5:26:04 AM PST - Tue, Dec 18th 2012 |
|
Hi,
I'm running coupled cluster calculation on a large cluster machine that has 12 cores and 22 GB in usable memory per node. Now occasionally I run into ARMCI DASSERT fail type errors I think there might be something wrong with my shared memory settings.
Based on previous discussions on the forum I always set the following in my script files:
ulimit -s unlimited
export ARMCI_DEFAULT_SHMMAX=2096
unset MA_USE_ARMCI_MEM
But I'm unsure how to set the ARMCI_DEFAULT_SHMMAX value properly and how it relates to the memory per node, how many cores on the node I actually use (the degree of underpopulation), the amount of shared memory I request in my input file and the value of kernel shxmax (found using cat /proc/sys/kernel/shmmax), which is 68719476736 in my case.
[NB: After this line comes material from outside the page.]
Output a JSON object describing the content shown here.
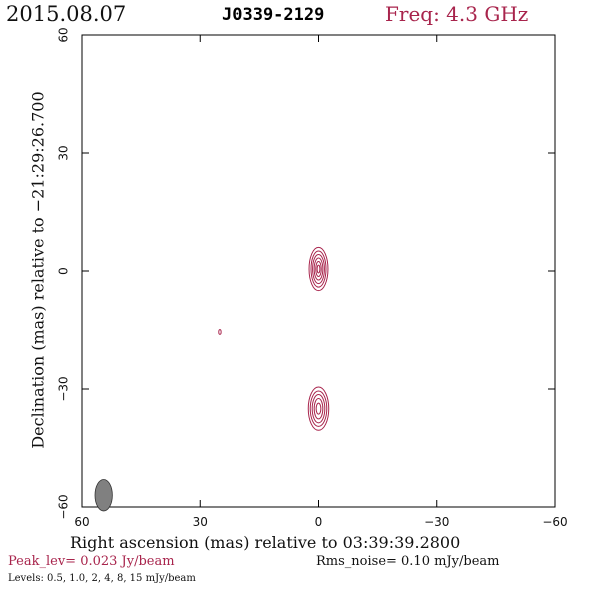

For example, I found in a previous post somewhere that ARMCI_DEFAULT_SHMMAX should be larger than shmmax, which would suggest I need to set ARMCI_DEFAULT_SHMMAX to 65536 (which in itself feels very large).
It would be great if someone could tell me how to set ARMCI_DEFAULT_SHMMAX properly and how it relates to the above mentioned properties.
Thanks in advance,
Martijn
|